Search engine optimization is not a one-time task but an ongoing process. As your site grows and Google’s algorithm evolves, inevitable SEO issues will likely occur.
Luckily, Google’s Search Console will identify many of those, representing opportunities to improve your organic rankings.
Duplicate pages split link authority, meaning both pages have lesser chances of ranking. Duplicate content is common for most sites for legitimate reasons. But you can negate the problem by:
- Using redirects or canonical tags to point Google to the URL you want to rank,
- Linking internally only to the canonical URL,
- Including only the canonical version in the sitemap.
Search Console identifies (in its “Pages” section) duplicate pages that have internal inbound links, noting “Duplicate without user-selected canonical” or “Duplicate, Google chose different canonical than user.”
Clicking any of the items in the report will take you to a list of URLs linked internally (or in the sitemap) but not indexed by Google. Use the “Inspect URL” link to the right to discover which page Google is indexing instead and which page links to the duplicate.
Once you fix the errors, update and resubmit the sitemap to force Google to recognize the changes faster.
Keyword research tools help uncover target search queries for, say, your product and category landing pages. But your competitors have access to the same tools.
What competitors don’t have is your Search Console data, which often includes queries you were unaware of — a competitive advantage.
However, these queries may not be generating traffic if you have not optimized for them.
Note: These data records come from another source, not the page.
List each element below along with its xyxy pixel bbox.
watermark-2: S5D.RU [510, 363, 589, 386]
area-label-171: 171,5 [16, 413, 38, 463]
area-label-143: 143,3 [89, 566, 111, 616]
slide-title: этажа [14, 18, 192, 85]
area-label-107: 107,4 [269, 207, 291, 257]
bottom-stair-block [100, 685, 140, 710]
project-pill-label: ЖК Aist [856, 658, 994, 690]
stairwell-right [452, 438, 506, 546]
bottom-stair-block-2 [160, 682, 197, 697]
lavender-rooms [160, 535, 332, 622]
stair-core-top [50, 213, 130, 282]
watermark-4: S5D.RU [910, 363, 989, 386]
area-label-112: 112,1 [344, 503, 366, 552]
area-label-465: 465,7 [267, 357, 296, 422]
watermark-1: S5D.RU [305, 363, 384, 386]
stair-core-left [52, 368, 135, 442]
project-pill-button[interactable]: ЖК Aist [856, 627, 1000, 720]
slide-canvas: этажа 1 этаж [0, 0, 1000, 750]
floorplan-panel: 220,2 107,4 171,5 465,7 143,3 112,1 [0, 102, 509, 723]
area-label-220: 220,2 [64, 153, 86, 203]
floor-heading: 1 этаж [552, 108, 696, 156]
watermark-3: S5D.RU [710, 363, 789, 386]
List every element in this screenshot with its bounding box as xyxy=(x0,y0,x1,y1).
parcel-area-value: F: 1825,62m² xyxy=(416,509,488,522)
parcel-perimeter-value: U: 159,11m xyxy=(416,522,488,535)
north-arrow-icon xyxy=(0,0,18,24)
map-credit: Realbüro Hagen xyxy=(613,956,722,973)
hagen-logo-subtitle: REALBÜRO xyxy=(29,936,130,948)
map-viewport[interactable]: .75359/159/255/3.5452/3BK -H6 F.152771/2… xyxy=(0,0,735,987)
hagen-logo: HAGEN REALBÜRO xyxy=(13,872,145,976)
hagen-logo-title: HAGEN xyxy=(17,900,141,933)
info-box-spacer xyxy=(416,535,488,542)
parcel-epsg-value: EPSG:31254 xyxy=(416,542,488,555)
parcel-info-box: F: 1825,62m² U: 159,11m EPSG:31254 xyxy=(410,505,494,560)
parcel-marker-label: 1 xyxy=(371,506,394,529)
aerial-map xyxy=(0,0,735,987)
A minor on-page tweak will sometimes make a difference. For example, you may include a section on a page addressing the topic of the query or answering a related question. Alternatively, the queries could inspire a whole new page.
To find underperforming searches, go to the “Performance” section and filter (using the funnel at the right) for queries ranking on the first page of search results, where the “Position” is smaller than 11.
Then sort by “Position” to see keywords with the lowest average ranking in the top 10 results. Look for queries with a decent impressions count, which indicates good search volume.
Note an average position between 7 and 10 with a good amount of clicks indicates users are not satisfied with the top six results, representing a huge opportunity.
Experiment with this report to see top-10 rankings page-by-page or with a common modifier. To do that, use the filters on top of the graph.
You’ve worked hard to achieve first-page positions in Google. But that effort is wasted if searchers don’t click your listings.
In the “Performance” > “Search results” report, set the right-side filter “Position” to “Smaller than 5” to see the queries where your page ranks in the top five. Then create another filter to see all queries with “Impressions” of more than 100.
Next, sort the report by click-through rate to see the queries with the lowest rate on top.
You can now search for these queries to investigate why users do not click the listing. For example, the listing may look outdated, or your competitors’ listings are enriched with additional details.
Don’t forget to review both mobile and desktop search results, as they are often different.
Rich Snippets Fails
The “Enhancements” section of Search Console lists all qualifying rich snippets. There’s no guarantee that a snippet will always appear “enhanced” (i.e., rich) if it’s listed in this report, but the chances are pretty good.
You will see Enhancements only if you have structured data (e.g., Schema.org) on your pages.
This section shows if your structured data code is missing anything and how your snippets could be improved.
Check the Enhancements reports quarterly to ensure you are not losing traffic over small things with quick fixes. Google will not list these as errors and thus will not notify you of these opportunities via email.